Drug-resistant bacteria impose an economic burden on healthcare systems around the world – in the order of billions of dollars annually. Infections with multidrug-resistant bacteria are much more expensive to treat than non-resistant infections because of longer hospitalisations, extra physician visits, higher costs of alternative antibiotics, more post-hospital care, lost work days, and deaths.
Estimates for the additional costs of drug-resistant infections vary widely, but studies have shown additional costs of more than $20,000 per patient infection and over $2.5 million in one year in just one hospital. Prevention has been shown to be particularly cost effective. In a neonatal Intensive Care Unit, costs of prevention were calculated to be 19-27 time less than the cost of treating infections. In another study, a modest 32% reduction in healthcare-associated infections in a medium-sized hospital, would provide a net saving of $1.6 million.

In addition to the economic cost, there is a huge personal burden on patients and their families.
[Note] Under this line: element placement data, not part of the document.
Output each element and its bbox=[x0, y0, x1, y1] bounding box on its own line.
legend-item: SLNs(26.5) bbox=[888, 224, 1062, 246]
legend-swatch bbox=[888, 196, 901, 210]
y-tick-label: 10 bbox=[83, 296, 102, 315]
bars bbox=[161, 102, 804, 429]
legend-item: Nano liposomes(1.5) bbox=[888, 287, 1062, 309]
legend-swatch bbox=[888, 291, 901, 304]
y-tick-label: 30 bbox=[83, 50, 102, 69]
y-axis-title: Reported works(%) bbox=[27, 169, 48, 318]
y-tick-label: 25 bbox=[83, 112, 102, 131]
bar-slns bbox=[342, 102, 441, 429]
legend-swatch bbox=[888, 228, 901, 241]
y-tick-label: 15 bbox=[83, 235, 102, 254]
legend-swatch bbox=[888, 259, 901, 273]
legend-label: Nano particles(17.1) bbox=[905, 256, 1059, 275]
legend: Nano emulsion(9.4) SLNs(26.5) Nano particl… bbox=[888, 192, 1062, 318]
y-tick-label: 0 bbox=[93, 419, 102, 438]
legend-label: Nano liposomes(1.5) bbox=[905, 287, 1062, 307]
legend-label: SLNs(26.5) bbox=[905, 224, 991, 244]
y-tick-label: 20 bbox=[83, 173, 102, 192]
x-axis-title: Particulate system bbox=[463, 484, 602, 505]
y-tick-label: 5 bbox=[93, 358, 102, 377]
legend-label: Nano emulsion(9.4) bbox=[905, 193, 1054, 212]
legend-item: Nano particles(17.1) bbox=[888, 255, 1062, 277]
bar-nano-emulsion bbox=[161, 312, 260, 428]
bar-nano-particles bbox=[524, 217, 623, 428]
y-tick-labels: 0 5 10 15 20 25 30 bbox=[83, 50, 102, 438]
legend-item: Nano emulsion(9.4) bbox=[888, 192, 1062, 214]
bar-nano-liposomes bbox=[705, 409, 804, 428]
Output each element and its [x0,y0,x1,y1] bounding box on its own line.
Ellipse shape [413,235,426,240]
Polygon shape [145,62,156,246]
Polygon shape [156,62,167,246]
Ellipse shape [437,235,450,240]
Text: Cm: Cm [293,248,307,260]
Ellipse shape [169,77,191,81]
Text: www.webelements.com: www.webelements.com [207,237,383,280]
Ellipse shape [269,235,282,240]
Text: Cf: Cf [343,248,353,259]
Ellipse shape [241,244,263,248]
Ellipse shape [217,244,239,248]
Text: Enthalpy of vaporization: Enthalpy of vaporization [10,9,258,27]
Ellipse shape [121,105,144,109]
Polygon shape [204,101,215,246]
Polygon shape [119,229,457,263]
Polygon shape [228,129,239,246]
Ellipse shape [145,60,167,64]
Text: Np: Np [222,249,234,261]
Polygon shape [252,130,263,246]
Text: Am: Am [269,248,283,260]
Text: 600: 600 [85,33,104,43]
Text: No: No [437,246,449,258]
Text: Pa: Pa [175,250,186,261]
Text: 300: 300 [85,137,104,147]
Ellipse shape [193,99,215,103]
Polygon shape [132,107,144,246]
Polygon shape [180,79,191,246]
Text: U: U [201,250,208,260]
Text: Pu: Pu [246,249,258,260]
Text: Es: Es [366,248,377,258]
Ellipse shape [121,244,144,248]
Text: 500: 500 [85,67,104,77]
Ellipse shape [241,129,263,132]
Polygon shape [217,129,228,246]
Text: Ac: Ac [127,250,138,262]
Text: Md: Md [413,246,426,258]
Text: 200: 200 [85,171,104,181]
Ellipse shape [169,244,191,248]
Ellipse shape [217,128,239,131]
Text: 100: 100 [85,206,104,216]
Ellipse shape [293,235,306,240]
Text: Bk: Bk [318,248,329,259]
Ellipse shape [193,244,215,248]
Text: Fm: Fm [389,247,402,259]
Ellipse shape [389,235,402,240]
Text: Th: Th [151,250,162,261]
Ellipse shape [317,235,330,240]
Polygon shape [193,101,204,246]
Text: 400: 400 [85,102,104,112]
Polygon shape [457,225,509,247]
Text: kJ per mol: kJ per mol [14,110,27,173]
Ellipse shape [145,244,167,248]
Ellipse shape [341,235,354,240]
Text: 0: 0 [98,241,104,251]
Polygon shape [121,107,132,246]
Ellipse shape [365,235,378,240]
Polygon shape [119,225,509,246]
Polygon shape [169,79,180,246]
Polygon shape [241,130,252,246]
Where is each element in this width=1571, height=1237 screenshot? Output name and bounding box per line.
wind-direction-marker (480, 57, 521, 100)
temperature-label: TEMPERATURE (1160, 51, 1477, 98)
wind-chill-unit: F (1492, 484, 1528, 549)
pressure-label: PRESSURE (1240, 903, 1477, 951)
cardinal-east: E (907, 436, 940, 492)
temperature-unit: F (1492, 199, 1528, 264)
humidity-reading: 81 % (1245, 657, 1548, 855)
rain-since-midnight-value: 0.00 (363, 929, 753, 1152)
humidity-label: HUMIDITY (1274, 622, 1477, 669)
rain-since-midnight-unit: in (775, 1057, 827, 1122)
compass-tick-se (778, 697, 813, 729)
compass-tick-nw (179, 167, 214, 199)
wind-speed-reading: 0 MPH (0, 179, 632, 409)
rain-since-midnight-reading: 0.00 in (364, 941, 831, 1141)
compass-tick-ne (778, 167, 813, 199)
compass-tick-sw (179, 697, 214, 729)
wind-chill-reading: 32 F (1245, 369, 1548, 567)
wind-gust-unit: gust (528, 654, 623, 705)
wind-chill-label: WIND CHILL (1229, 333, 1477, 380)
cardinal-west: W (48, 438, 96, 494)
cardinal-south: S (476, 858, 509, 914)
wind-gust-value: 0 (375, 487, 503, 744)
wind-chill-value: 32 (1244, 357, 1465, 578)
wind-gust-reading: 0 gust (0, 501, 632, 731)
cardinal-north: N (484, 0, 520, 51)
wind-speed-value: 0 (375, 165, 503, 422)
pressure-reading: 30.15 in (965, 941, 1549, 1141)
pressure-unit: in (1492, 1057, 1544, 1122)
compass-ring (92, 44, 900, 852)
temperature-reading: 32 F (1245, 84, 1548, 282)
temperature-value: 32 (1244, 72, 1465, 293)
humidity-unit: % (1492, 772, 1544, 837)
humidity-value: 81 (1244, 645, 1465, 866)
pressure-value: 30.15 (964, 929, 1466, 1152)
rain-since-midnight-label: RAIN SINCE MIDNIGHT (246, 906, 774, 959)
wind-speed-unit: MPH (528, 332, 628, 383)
Those at most risk (the elderly, the immune compromised and children) can suffer appalling morbidity and ultimately mortality as a result of these infections.
Destiny is committed to developing new medicines that can protect individuals from contracting infections caused by drug-resistant microbes, and can treat them if they do. A totally new drug class with a unique mechanism of action, the XF series of compounds offer the promise of a valuable new approach in the ongoing battle between humans and microbes.